Капитан медленно кивнул, хотя их собеседник и не мог видеть этого жеста. В принципе, они могли бы организовать связь через Интернет, в режиме видеоконференции, но это в несколько раз увеличило бы интенсивность установленного со штаб-квартирой организации информационного канала и, соответственно, вызвало бы проблемы с его маскировкой.
— Это было бы неплохо, — согласился он. — Но, думаю, сейчас это не самая важная задача. Собаки, пусть даже чрезвычайно опасные — это всего лишь собаки. А нам в первую очередь нужно выяснить — что происходит с людьми.
— Я думаю, в общих чертах мы это уже знаем, — откликнулся генерал.
2
Лиза вздрогнула и, словно очнувшись от сна, огляделась вокруг.
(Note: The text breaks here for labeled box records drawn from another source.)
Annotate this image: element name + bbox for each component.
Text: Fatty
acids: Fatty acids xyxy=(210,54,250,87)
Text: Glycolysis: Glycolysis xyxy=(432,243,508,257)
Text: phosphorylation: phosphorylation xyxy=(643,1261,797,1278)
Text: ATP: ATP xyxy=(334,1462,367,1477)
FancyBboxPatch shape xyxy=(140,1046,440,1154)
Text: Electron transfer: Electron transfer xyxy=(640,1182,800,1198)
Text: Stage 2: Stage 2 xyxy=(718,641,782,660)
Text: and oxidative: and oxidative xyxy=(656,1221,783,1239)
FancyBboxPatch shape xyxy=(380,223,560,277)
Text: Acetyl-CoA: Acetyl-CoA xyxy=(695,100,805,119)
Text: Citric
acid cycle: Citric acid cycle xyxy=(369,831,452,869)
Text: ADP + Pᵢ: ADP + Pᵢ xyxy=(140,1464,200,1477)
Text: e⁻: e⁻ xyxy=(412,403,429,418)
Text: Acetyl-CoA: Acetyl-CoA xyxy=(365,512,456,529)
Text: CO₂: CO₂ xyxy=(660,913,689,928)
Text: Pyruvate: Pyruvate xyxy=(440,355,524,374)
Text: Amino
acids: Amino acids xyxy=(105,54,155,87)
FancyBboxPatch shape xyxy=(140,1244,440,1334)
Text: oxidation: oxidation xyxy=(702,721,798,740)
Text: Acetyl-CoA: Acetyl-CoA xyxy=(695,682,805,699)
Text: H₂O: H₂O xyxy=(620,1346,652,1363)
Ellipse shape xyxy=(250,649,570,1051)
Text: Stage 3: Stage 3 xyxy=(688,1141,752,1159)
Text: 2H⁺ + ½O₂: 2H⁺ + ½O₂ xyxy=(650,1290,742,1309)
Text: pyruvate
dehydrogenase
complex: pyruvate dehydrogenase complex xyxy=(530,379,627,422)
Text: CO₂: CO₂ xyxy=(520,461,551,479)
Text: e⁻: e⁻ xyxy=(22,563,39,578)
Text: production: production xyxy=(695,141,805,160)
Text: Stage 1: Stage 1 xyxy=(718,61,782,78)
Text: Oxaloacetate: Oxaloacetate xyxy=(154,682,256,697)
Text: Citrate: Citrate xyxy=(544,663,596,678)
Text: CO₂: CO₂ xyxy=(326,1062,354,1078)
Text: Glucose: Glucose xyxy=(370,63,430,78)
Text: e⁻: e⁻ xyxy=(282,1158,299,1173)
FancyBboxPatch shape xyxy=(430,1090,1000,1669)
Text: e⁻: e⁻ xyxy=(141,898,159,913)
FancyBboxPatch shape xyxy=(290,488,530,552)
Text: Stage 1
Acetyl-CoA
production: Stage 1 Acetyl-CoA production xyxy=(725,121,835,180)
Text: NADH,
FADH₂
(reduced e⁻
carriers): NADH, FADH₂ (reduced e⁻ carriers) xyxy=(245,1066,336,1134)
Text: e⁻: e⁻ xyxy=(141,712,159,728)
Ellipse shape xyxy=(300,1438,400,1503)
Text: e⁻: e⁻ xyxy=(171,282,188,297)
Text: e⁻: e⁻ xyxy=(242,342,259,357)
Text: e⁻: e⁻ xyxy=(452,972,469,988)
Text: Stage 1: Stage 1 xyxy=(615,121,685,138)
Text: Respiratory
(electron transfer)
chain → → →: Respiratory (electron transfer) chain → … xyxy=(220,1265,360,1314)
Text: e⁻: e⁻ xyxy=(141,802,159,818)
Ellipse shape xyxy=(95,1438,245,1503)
— Мне пора, — сказала она.
— Нам пора, — поправил я.
Она уже одевалась, быстро, но аккуратно. Я последовал ее примеру.
— Ты знаешь, куда я иду, — сказала она и добавила, желая, наверное, расставить все точки над «i»: — на смерть.
Я рассмеялся. Это вышло непроизвольно, меньше всего я хотел сейчас дать ей хотя бы малейший повод для обиды.
Лиза удивленно взглянула на меня.
— Смерть — моя старая подруга, — сказал я. — У нас с ней очень теплые отношения.
Лиза застегивала пряжку на креплении ножен, но в этот момент остановилась и едва заметно покачала головой, глядя на меня со странным выражением почти материнского сожаления.
— Мой сын — это не твоя дочь, — мягко сказала она. — Ты не отомстишь за нее, если умрешь за чужого ребенка. Который, к тому же, и так умирает.